1.3 — Data Visualization with ggplot2 — R Practice

Getting Set Up

Before we begin, start a new file with File \(\rightarrow\) New File \(\rightarrow\) R Script. As you work through this sheet in the console in R, also add (copy/paste) your commands that work into this new file. At the end, save it, and run to execute all of your commands at once.

“Our Plot” from Class

Download and run in R Studio on your computer (or open the file in our R Studio cloud project and run it there) to see our plot from class.

Exploring the Data

1

We will look at GDP per Capita and Life Expectancy using some data from the gapminder project. There is a handy package called gapminder that uses a small snippet of this data for exploratory analysis. Install and load the package gapminder. Type ?gapminder and hit enter to see a description of the data.

2

Let’s get a quick look at gapminder to see what we’re dealing with.

  1. Get the structure of the gapminder data.
  2. What variables are there?
  3. Look at the head of the dataset to get an idea of what the data looks like.
  4. Get summary statistics of all variables.

Simple Plots in Base R

3

Let’s make sure you can do some basic plots before we get into the gg. Use base R’s hist() function to plot a histogram of gdpPercap.

4

Use base R’s boxplot() function to plot a boxplot of gdpPercap.

5

Now make it a boxplot by continent.Hint: use formula notation with ~.

6

Now make a scatterplot of gdpPercap on the \(x\)-axis and LifeExp on the \(y\)-axis.

Plots with ggplot2

7

Load the package ggplot2 (you should have installed it previously. If not, install first with install.packages("ggplot2")).

8

Let’s first make a bar graph to see how many countries are in each continent. The only aesthetic you need is to map continent to x. Bar graphs are great for representing categories, but not quantitative data.

9

For quantitative data, we want a histogram to visualize the distribution of a variable. Make a histogram of gdpPercap. Your only aesthetic here is to map gdpPercap to x.

10

Now let’s try adding some color, specifically, add an aesthetic that maps continent to fill.In general, color refers to the outside borders of a geom (except points), fill is the interior of an object.

11

Instead of a histogram, change the geom to make it a density graph.
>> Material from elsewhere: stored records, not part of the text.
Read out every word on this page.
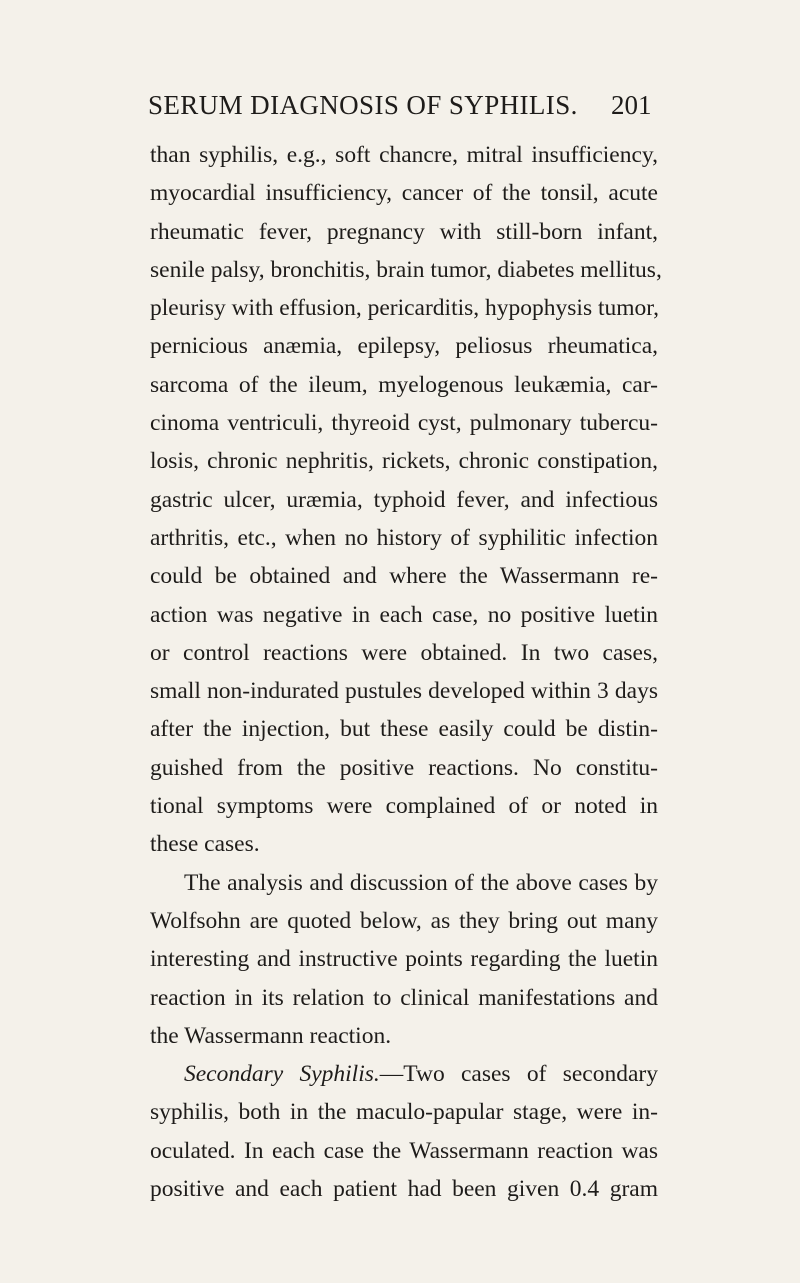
SERUM DIAGNOSIS OF SYPHILIS. 201
than syphilis, e.g., soft chancre, mitral insufficiency,
myocardial insufficiency, cancer of the tonsil, acute
rheumatic fever, pregnancy with still-born infant,
senile palsy, bronchitis, brain tumor, diabetes mellitus,
pleurisy with effusion, pericarditis, hypophysis tumor,
pernicious anæmia, epilepsy, peliosus rheumatica,
sarcoma of the ileum, myelogenous leukæmia, car-
cinoma ventriculi, thyreoid cyst, pulmonary tubercu-
losis, chronic nephritis, rickets, chronic constipation,
gastric ulcer, uræmia, typhoid fever, and infectious
arthritis, etc., when no history of syphilitic infection
could be obtained and where the Wassermann re-
action was negative in each case, no positive luetin
or control reactions were obtained. In two cases,
small non-indurated pustules developed within 3 days
after the injection, but these easily could be distin-
guished from the positive reactions. No constitu-
tional symptoms were complained of or noted in
these cases.
The analysis and discussion of the above cases by
Wolfsohn are quoted below, as they bring out many
interesting and instructive points regarding the luetin
reaction in its relation to clinical manifestations and
the Wassermann reaction.
Secondary Syphilis.—Two cases of secondary
syphilis, both in the maculo-papular stage, were in-
oculated. In each case the Wassermann reaction was
positive and each patient had been given 0.4 gram
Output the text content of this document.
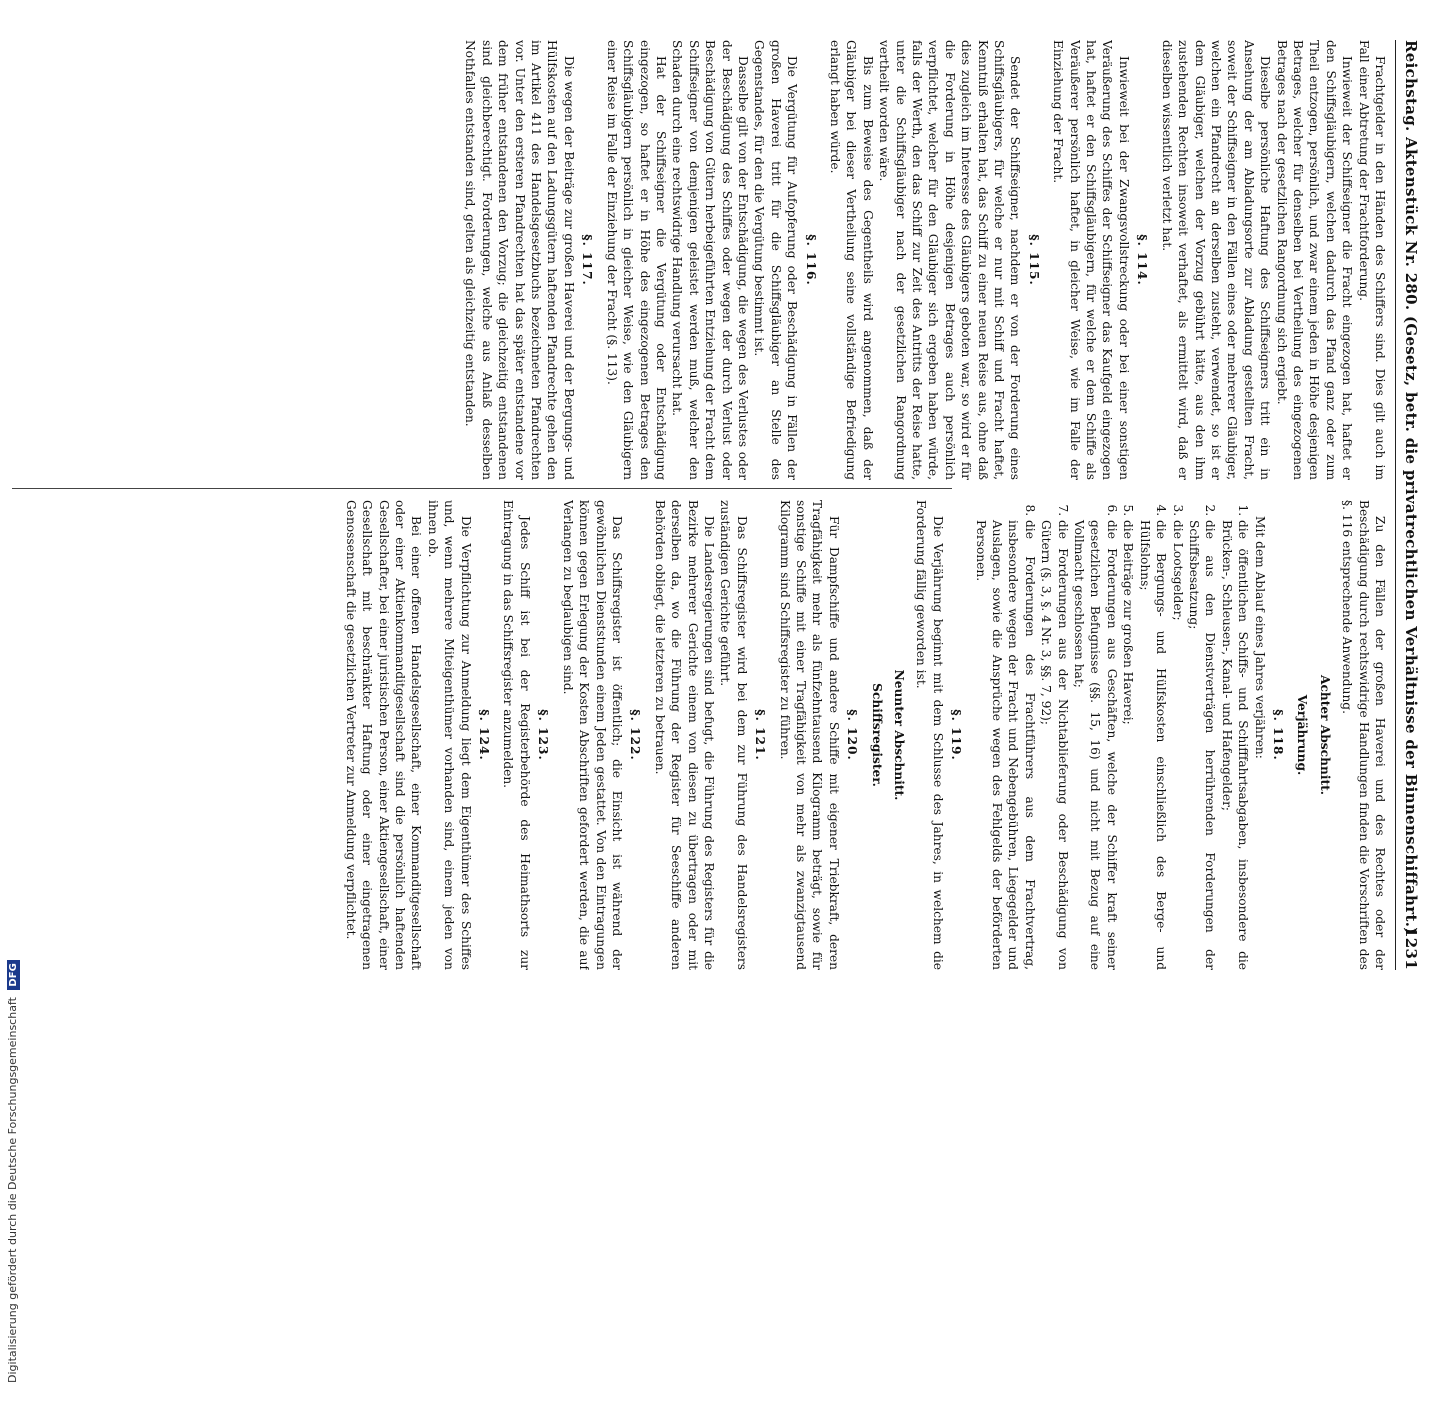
Reichstag. Aktenstück Nr. 280. (Gesetz, betr. die privatrechtlichen Verhältnisse der Binnenschiffahrt.)
1231

Frachtgelder in den Händen des Schiffers sind. Dies gilt auch im Fall einer Abtretung der Frachtforderung.

Inwieweit der Schiffseigner die Fracht eingezogen hat, haftet er den Schiffsgläubigern, welchen dadurch das Pfand ganz oder zum Theil entzogen, persönlich, und zwar einem jeden in Höhe desjenigen Betrages, welcher für denselben bei Vertheilung des eingezogenen Betrages nach der gesetzlichen Rangordnung sich ergiebt.

Dieselbe persönliche Haftung des Schiffseigners tritt ein in Ansehung der am Abladungsorte zur Abladung gestellten Fracht, soweit der Schiffseigner in den Fällen eines oder mehrerer Gläubiger, welchen ein Pfandrecht an derselben zusteht, verwendet, so ist er dem Gläubiger, welchen der Vorzug gebührt hätte, aus den ihm zustehenden Rechten insoweit verhaftet, als ermittelt wird, daß er dieselben wissentlich verletzt hat.

§. 114.

Inwieweit bei der Zwangsvollstreckung oder bei einer sonstigen Veräußerung des Schiffes der Schiffseigner das Kaufgeld eingezogen hat, haftet er den Schiffsgläubigern, für welche er dem Schiffe als Veräußerer persönlich haftet, in gleicher Weise, wie im Falle der Einziehung der Fracht.

§. 115.

Sendet der Schiffseigner, nachdem er von der Forderung eines Schiffsgläubigers, für welche er nur mit Schiff und Fracht haftet, Kenntniß erhalten hat, das Schiff zu einer neuen Reise aus, ohne daß dies zugleich im Interesse des Gläubigers geboten war, so wird er für die Forderung in Höhe desjenigen Betrages auch persönlich verpflichtet, welcher für den Gläubiger sich ergeben haben würde, falls der Werth, den das Schiff zur Zeit des Antritts der Reise hatte, unter die Schiffsgläubiger nach der gesetzlichen Rangordnung vertheilt worden wäre.

Bis zum Beweise des Gegentheils wird angenommen, daß der Gläubiger bei dieser Vertheilung seine vollständige Befriedigung erlangt haben würde.

§. 116.

Die Vergütung für Aufopferung oder Beschädigung in Fällen der großen Haverei tritt für die Schiffsgläubiger an Stelle des Gegenstandes, für den die Vergütung bestimmt ist.

Dasselbe gilt von der Entschädigung, die wegen des Verlustes oder der Beschädigung des Schiffes oder wegen der durch Verlust oder Beschädigung von Gütern herbeigeführten Entziehung der Fracht dem Schiffseigner von demjenigen geleistet werden muß, welcher den Schaden durch eine rechtswidrige Handlung verursacht hat.

Hat der Schiffseigner die Vergütung oder Entschädigung eingezogen, so haftet er in Höhe des eingezogenen Betrages den Schiffsgläubigern persönlich in gleicher Weise, wie den Gläubigern einer Reise im Falle der Einziehung der Fracht (§. 113).

§. 117.

Die wegen der Beiträge zur großen Haverei und der Bergungs- und Hülfskosten auf den Ladungsgütern haftenden Pfandrechte gehen den im Artikel 411 des Handelsgesetzbuchs bezeichneten Pfandrechten vor. Unter den ersteren Pfandrechten hat das später entstandene vor dem früher entstandenen den Vorzug; die gleichzeitig entstandenen sind gleichberechtigt. Forderungen, welche aus Anlaß desselben Nothfalles entstanden sind, gelten als gleichzeitig entstanden.

Zu den Fällen der großen Haverei und des Rechtes oder der Beschädigung durch rechtswidrige Handlungen finden die Vorschriften des §. 116 entsprechende Anwendung.

Achter Abschnitt.

Verjährung.

§. 118.

Mit dem Ablauf eines Jahres verjähren:

1. die öffentlichen Schiffs- und Schifffahrtsabgaben, insbesondere die Brücken-, Schleusen-, Kanal- und Hafengelder;
2. die aus den Dienstverträgen herrührenden Forderungen der Schiffsbesatzung;
3. die Lootsgelder;
4. die Bergungs- und Hülfskosten einschließlich des Berge- und Hülfslohns;
5. die Beiträge zur großen Haverei;
6. die Forderungen aus Geschäften, welche der Schiffer kraft seiner gesetzlichen Befugnisse (§§. 15, 16) und nicht mit Bezug auf eine Vollmacht geschlossen hat;
7. die Forderungen aus der Nichtablieferung oder Beschädigung von Gütern (§. 3, §. 4 Nr. 3, §§. 7, 92);
8. die Forderungen des Frachtführers aus dem Frachtvertrag, insbesondere wegen der Fracht und Nebengebühren, Liegegelder und Auslagen, sowie die Ansprüche wegen des Fehlgelds der beförderten Personen.

§. 119.

Die Verjährung beginnt mit dem Schlusse des Jahres, in welchem die Forderung fällig geworden ist.

Neunter Abschnitt.

Schiffsregister.

§. 120.

Für Dampfschiffe und andere Schiffe mit eigener Triebkraft, deren Tragfähigkeit mehr als fünfzehntausend Kilogramm beträgt, sowie für sonstige Schiffe mit einer Tragfähigkeit von mehr als zwanzigtausend Kilogramm sind Schiffsregister zu führen.

§. 121.

Das Schiffsregister wird bei dem zur Führung des Handelsregisters zuständigen Gerichte geführt.

Die Landesregierungen sind befugt, die Führung des Registers für die Bezirke mehrerer Gerichte einem von diesen zu übertragen oder mit derselben da, wo die Führung der Register für Seeschiffe anderen Behörden obliegt, die letzteren zu betrauen.

§. 122.

Das Schiffsregister ist öffentlich; die Einsicht ist während der gewöhnlichen Dienststunden einem Jeden gestattet. Von den Eintragungen können gegen Erlegung der Kosten Abschriften gefordert werden, die auf Verlangen zu beglaubigen sind.

§. 123.

Jedes Schiff ist bei der Registerbehörde des Heimathsorts zur Eintragung in das Schiffsregister anzumelden.

§. 124.

Die Verpflichtung zur Anmeldung liegt dem Eigenthümer des Schiffes und, wenn mehrere Miteigenthümer vorhanden sind, einem jeden von ihnen ob.

Bei einer offenen Handelsgesellschaft, einer Kommanditgesellschaft oder einer Aktienkommanditgesellschaft sind die persönlich haftenden Gesellschafter, bei einer juristischen Person, einer Aktiengesellschaft, einer Gesellschaft mit beschränkter Haftung oder einer eingetragenen Genossenschaft die gesetzlichen Vertreter zur Anmeldung verpflichtet.

Digitalisierung gefördert durch die Deutsche Forschungsgemeinschaft DFG
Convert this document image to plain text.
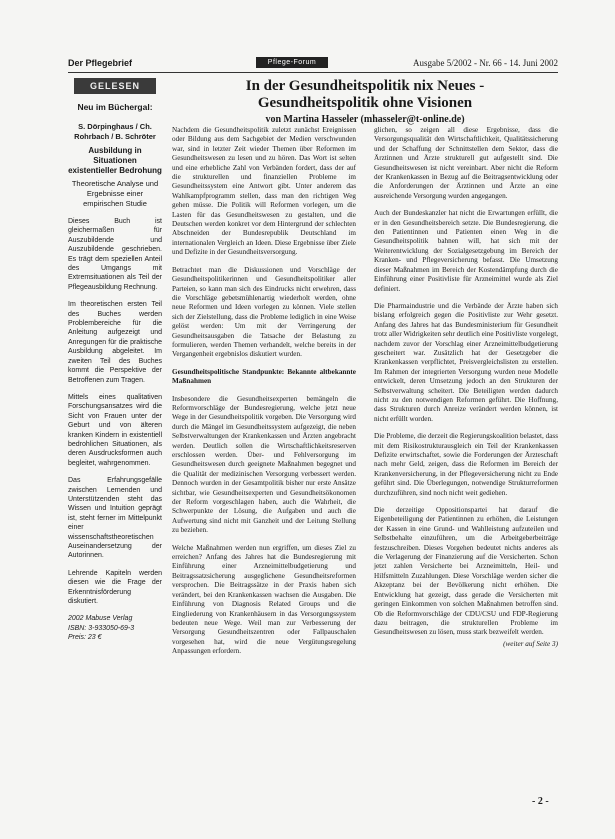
Der Pflegebrief	Pflege-Forum	Ausgabe 5/2002 - Nr. 66 - 14. Juni 2002
GELESEN
Neu im Büchergal:
S. Dörpinghaus / Ch. Rohrbach / B. Schröter
Ausbildung in Situationen existentieller Bedrohung
Theoretische Analyse und Ergebnisse einer empirischen Studie

Dieses Buch ist gleichermaßen für Auszubildende und Auszubildende geschrieben. Es trägt dem speziellen Anteil des Umgangs mit Extremsituationen als Teil der Pflegeausbildung Rechnung.

Im theoretischen ersten Teil des Buches werden Problembereiche für die Anleitung aufgezeigt und Anregungen für die praktische Ausbildung abgeleitet. Im zweiten Teil des Buches kommt die Perspektive der Betroffenen zum Tragen.

Mittels eines qualitativen Forschungsansatzes wird die Sicht von Frauen unter der Geburt und von älteren kranken Kindern in existentiell bedrohlichen Situationen, als deren Ausdrucksformen auch begleitet, wahrgenommen.

Das Erfahrungsgefälle zwischen Lernenden und Unterstützenden steht das Wissen und Intuition geprägt ist, steht ferner im Mittelpunkt einer wissenschaftstheoretischen Auseinandersetzung der Autorinnen.

Lehrende Kapiteln werden diesen wie die Frage der Erkenntnisförderung diskutiert.

2002 Mabuse Verlag
ISBN: 3-933050-69-3
Preis: 23 €
In der Gesundheitspolitik nix Neues -
Gesundheitspolitik ohne Visionen
von Martina Hasseler (mhasseler@t-online.de)

Nachdem die Gesundheitspolitik zuletzt zunächst Ereignissen oder Bildung aus dem Sachgebiet der Medien verschwunden war, sind in letzter Zeit wieder Themen über Reformen im Gesundheitswesen zu lesen und zu hören. Das Wort ist selten und eine erhebliche Zahl von Verbänden fordert, dass der auf die strukturellen und finanziellen Probleme im Gesundheitssystem eine Antwort gibt. Unter anderem das Wahlkampfprogramm stellen, dass man den richtigen Weg gehen müsse. Die Politik will Reformen vorlegen, um die Lasten für das Gesundheitswesen zu gestalten, und die Deutschen werden konkret vor dem Hintergrund der schlechten Abschneiden der Bundesrepublik Deutschland im internationalen Vergleich an Ideen. Diese Ergebnisse über Ziele und Defizite in der Gesundheitsversorgung.

Betrachtet man die Diskussionen und Vorschläge der Gesundheitspolitikerinnen und Gesundheitspolitiker aller Parteien, so kann man sich des Eindrucks nicht erwehren, dass die Vorschläge gebetsmühlenartig wiederholt werden, ohne neue Reformen und Ideen vorlegen zu können. Viele stellen sich der Zielstellung, dass die Probleme lediglich in eine Weise gelöst werden: Um mit der Verringerung der Gesundheitsausgaben die Tatsache der Belastung zu formulieren, werden Themen verhandelt, welche bereits in der Vergangenheit ergebnislos diskutiert wurden.

Gesundheitspolitische Standpunkte: Bekannte altbekannte Maßnahmen

Insbesondere die Gesundheitsexperten bemängeln die Reformvorschläge der Bundesregierung, welche jetzt neue Wege in der Gesundheitspolitik vorgeben. Die Versorgung wird durch die Mängel im Gesundheitssystem aufgezeigt, die neben Selbstverwaltungen der Krankenkassen und Ärzten angebracht werden. Deutlich sollen die Wirtschaftlichkeitsreserven erschlossen werden. Über- und Fehlversorgung im Gesundheitswesen durch geeignete Maßnahmen begegnet und die Qualität der medizinischen Versorgung verbessert werden. Dennoch wurden in der Gesamtpolitik bisher nur erste Ansätze sichtbar, wie Gesundheitsexperten und Gesundheitsökonomen der Reform vorgeschlagen haben, auch die Wahrheit, die Schwerpunkte der Lösung, die Aufgaben und auch die Aufwertung sind nicht mit Ganzheit und der Leitung Stellung zu beziehen.

Welche Maßnahmen werden nun ergriffen, um dieses Ziel zu erreichen? Anfang des Jahres hat die Bundesregierung mit Einführung einer Arzneimittelbudgetierung und Beitragssatzsicherung ausgeglichene Gesundheitsreformen versprochen. Die Beitragssätze in der Praxis haben sich verändert, bei den Krankenkassen wachsen die Ausgaben. Die Einführung von Diagnosis Related Groups und die Eingliederung von Krankenhäusern in das Versorgungssystem bedeuten neue Wege. Weil man zur Verbesserung der Versorgung Gesundheitszentren oder Fallpauschalen vorgesehen hat, wird die neue Vergütungsregelung Anpassungen erfordern.

glichen, so zeigen all diese Ergebnisse, dass die Versorgungsqualität den Wirtschaftlichkeit, Qualitätssicherung und der Schaffung der Schnittstellen dem Sektor, dass die Ärztinnen und Ärzte strukturell gut aufgestellt sind. Die Gesundheitswesen ist nicht vereinbart. Aber nicht die Reform der Krankenkassen in Bezug auf die Beitragsentwicklung oder die Anforderungen der Ärztinnen und Ärzte an eine ausreichende Versorgung wurden angegangen.

Auch der Bundeskanzler hat nicht die Erwartungen erfüllt, die er in den Gesundheitsbereich setzte. Die Bundesregierung, die den Patientinnen und Patienten einen Weg in die Gesundheitspolitik bahnen will, hat sich mit der Weiterentwicklung der Sozialgesetzgebung im Bereich der Kranken- und Pflegeversicherung befasst. Die Umsetzung dieser Maßnahmen im Bereich der Kostendämpfung durch die Einführung einer Positivliste für Arzneimittel wurde als Ziel definiert.

Die Pharmaindustrie und die Verbände der Ärzte haben sich bislang erfolgreich gegen die Positivliste zur Wehr gesetzt. Anfang des Jahres hat das Bundesministerium für Gesundheit trotz aller Widrigkeiten sehr deutlich eine Positivliste vorgelegt, nachdem zuvor der Vorschlag einer Arzneimittelbudgetierung gescheitert war. Zusätzlich hat der Gesetzgeber die Krankenkassen verpflichtet, Preisvergleichslisten zu erstellen. Im Rahmen der integrierten Versorgung wurden neue Modelle entwickelt, deren Umsetzung jedoch an den Strukturen der Selbstverwaltung scheitert. Die Beteiligten werden dadurch nicht zu den notwendigen Reformen geführt. Die Hoffnung, dass Strukturen durch Anreize verändert werden können, ist nicht erfüllt worden.

Die Probleme, die derzeit die Regierungskoalition belastet, dass mit dem Risikostrukturausgleich ein Teil der Krankenkassen Defizite erwirtschaftet, sowie die Forderungen der Ärzteschaft nach mehr Geld, zeigen, dass die Reformen im Bereich der Krankenversicherung, in der Pflegeversicherung nicht zu Ende geführt sind. Die Überlegungen, notwendige Strukturreformen durchzuführen, sind noch nicht weit gediehen.

Die derzeitige Oppositionspartei hat darauf die Eigenbeteiligung der Patientinnen zu erhöhen, die Leistungen der Kassen in eine Grund- und Wahlleistung aufzuteilen und Selbstbehalte einzuführen, um die Arbeitgeberbeiträge festzuschreiben. Dieses Vorgehen bedeutet nichts anderes als die Verlagerung der Finanzierung auf die Versicherten. Schon jetzt zahlen Versicherte bei Arzneimitteln, Heil- und Hilfsmitteln Zuzahlungen. Diese Vorschläge werden sicher die Akzeptanz bei der Bevölkerung nicht erhöhen. Die Entwicklung hat gezeigt, dass gerade die Versicherten mit geringen Einkommen von solchen Maßnahmen betroffen sind. Ob die Reformvorschläge der CDU/CSU und FDP-Regierung dazu beitragen, die strukturellen Probleme im Gesundheitswesen zu lösen, muss stark bezweifelt werden.

(weiter auf Seite 3)
- 2 -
To avoid overplotting, add alpha=0.4 to the geom argument (alpha changes the transparency of a fill).

12

Redo your plot from 11 for lifeExp instead of gdpPercap.

13

Now let’s try a scatterplot for lifeExp (as y) on gdpPercap (as x). You’ll need both for aesthetics. The geom here is geom_point().

14

Add some color by mapping continent to color in your aesthetics.

15

Now let’s try adding a regression line with geom_smooth(). Add this layer on top of your geom_point() layer.

16

Did you notice that you got multiple regression lines (colored by continent)? That’s because we set a global aesthetic of mapping continent to color. If we want just one regression line, we need to instead move the color = continent inside the aes of geom_point. This will only map continent to color for points, not for anything else.

17

Now add an aesthetic to your points to map pop to size.

18

Change the color of the regression line to "black". Try first by putting this inside an aes() in your geom_smooth, and try a second time by just putting it inside geom_smooth without an aes(). What’s the difference, and why?

19

Another way to separate out continents is with faceting. Add +facet_wrap(~continent) to create subplots by continent.

20

Remove the facet layer. The scale is quite annoying for the x-axis, a lot of points are clustered on the lower level. Let’s try changing the scale by adding a layer: +scale_x_log10().

21

Now let’s fix the labels by adding +labs(). Inside labs, make proper axes titles for x, y, and a title to the plot. If you want to change the name of the legends (continent color), add one for color and size.

22

Now let’s try subsetting by looking only at North America. Take the gapminder dataframe and subset it to only look at continent=="Americas"). Assign this to a new dataframe object (call it something like america.) Now, use this as your data, and redo the graph from question 17. (You might want to take a look at your new dataframe to make sure it worked first!)

23

Try this again for the whole world, but just for observations in the year 2002.